OS INQUILINOS
Sergio Bianchi, Brasil, 2009

Por diversos motivos, Os Inquilinos é uma surpresa inesperada. Em primeiro lugar, após alguns filmes que tomavam partido do discurso escancarado que ignora o universo criado para fazer valer um enunciado pura e simplesmente, Sergio Bianchi dedica-se à construção de um mundo ficcional regido por dramas, suspenses e silêncios. E, ao eleger a violência urbana como tema central, busca uma trincheira improvável: aquela entre a classe baixa da periferia e a “favela”. Isto por si só já garantiria ao filme um lugar de destaque em meio à produção brasileira contemporânea sobre o assunto. Mas Bianchi vai além: em Os Inquilinos, a “favela” torna-se o território mítico por excelência, representado apenas por uma imagem icônica e distanciada – que corresponderia ao suposto ponto de vista da rua onde o filme se passa de uma favela próxima. Território nunca penetrado, presente o tempo inteiro somente como imaginário.

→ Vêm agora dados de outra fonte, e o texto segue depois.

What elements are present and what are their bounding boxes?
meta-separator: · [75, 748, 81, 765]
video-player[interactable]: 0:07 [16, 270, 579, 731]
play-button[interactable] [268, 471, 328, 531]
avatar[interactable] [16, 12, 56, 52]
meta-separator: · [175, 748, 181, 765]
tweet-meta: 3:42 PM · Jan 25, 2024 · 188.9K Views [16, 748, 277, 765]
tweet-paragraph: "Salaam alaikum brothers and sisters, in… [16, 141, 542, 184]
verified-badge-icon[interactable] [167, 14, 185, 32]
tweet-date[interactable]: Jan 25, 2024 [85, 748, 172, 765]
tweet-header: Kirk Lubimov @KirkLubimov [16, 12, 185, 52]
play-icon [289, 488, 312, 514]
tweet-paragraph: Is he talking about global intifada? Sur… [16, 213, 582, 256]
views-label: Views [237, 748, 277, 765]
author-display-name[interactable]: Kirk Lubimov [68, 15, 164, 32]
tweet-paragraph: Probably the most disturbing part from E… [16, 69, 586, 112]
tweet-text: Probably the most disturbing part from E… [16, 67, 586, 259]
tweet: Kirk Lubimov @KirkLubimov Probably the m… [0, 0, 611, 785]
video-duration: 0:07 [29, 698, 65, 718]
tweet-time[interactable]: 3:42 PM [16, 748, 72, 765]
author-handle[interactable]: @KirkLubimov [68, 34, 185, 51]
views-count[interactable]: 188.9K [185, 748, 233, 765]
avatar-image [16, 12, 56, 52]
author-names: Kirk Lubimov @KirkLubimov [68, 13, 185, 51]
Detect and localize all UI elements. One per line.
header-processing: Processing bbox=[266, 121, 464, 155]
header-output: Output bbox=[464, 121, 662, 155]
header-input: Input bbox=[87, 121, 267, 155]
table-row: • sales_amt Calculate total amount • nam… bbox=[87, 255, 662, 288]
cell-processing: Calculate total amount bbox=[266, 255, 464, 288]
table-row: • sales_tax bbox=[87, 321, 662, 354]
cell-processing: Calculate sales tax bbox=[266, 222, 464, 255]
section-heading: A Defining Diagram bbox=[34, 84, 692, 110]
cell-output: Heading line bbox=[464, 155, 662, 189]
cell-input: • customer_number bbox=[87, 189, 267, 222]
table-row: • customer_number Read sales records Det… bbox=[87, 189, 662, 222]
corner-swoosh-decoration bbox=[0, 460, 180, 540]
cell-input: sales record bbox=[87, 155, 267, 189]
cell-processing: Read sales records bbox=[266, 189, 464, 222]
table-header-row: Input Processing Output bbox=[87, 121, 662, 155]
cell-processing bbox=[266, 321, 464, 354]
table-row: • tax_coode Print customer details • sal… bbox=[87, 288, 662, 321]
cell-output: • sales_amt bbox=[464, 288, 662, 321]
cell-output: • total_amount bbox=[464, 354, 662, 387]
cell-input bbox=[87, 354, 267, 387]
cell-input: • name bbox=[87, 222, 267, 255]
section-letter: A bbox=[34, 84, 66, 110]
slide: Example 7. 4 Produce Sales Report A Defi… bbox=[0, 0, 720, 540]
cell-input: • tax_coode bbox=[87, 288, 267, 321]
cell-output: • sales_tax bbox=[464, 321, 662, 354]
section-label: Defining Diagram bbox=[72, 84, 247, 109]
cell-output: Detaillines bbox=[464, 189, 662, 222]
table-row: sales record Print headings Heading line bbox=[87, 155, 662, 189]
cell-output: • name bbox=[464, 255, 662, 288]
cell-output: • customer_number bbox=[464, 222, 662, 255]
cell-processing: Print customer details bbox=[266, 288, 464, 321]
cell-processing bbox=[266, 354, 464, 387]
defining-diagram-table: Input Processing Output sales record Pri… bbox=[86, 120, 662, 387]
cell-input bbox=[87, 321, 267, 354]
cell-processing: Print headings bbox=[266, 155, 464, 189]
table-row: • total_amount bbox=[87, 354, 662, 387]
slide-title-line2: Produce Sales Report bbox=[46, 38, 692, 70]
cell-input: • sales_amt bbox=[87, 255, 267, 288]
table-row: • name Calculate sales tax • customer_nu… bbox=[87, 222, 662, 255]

A distância, no entanto, é o que o filme problematiza: ela é abolida, o território passa a ser o mesmo. O mal associado à favela passa a morar (literalmente) ao lado. Esta contigüidade espacial não suprime, contudo, as profundas barreiras existentes entre a idéia que aquela periferia faz de si e a propagada idéia de “favela”. Isto gera um intenso incômodo, que é trazido para o seio do cotidiano, para a banalidade de gestos corriqueiros que se vêem confrontados com uma dinâmica comportamental de natureza radicalmente diferente. Subitamente, o “outro” está próximo demais para que se possa apontar o dedo. Tão próximo que as fronteiras começam a se confundir, e a contaminação aponta como um risco.

Além deste perspicaz arcabouço narrativo, há no filme uma operação engenhosa. Trata-se da associação entre o mencionado imaginário folclórico de “favela” e o imaginário cinematográfico (seja ele consagrado pelo gênero ou não). Os sentimentos de apreensão, insegurança e medo ligados à violência urbana convertem-se na matéria-prima do filme. Tudo gira em torno deles. A demonização da ameaça é simultaneamente fruto de um perigo autêntico e de uma projeção mental desenfreada. Os fatos são empurrados para o campo da especulação e da dúvida, a trama existe sem nunca existir, sem imagens e sem certezas. Tudo o que temos são momentos em que algo de ordem abstrata se materializa em cena: as suspeitas que passam a preencher o abismo monstruoso entre a casa da família e a casa ao lado carregam um significado amplo, condensam uma série de concepções que orientam em maior ou menor medida nossa vida em sociedade. Concepções presentes em vivências ordinárias, reproduzidas em instâncias diversas e promovidas, em último caso, pela mídia. Pelo cinema, pelos “filmes de favela”, que pouco se preocupam em de fato compreender a natureza dos conflitos que encenam.

E o que Os Inquilinos deseja é, sobretudo, indagar a origem de certos sintomas. É um filme sobre palavras, frases, enunciações, que busca os discursos tal como eles se formam. Na boca do pai, na boca da mãe, nas conversas entre os vizinhos, nas colocações de um colega ou conhecido. No campo restrito em torno do personagem principal, centrado no seu problema único, está a engrenagem invisível que movimenta uma rotina comunitária que se vê como pacata, que não se identifica com o caos urbano num primeiro momento. Mas que aos poucos se percebe enredada na ampla teia que forma uma cidade. O filme centra-se no particular, na família nuclear, para espelhar todo o resto. Num cenário restrito, a partir de um dilema mínimo, ele atinge uma dimensão reflexiva inexistente na maioria esmagadora dos filmes feitos hoje no Brasil sobre conflitos sociais.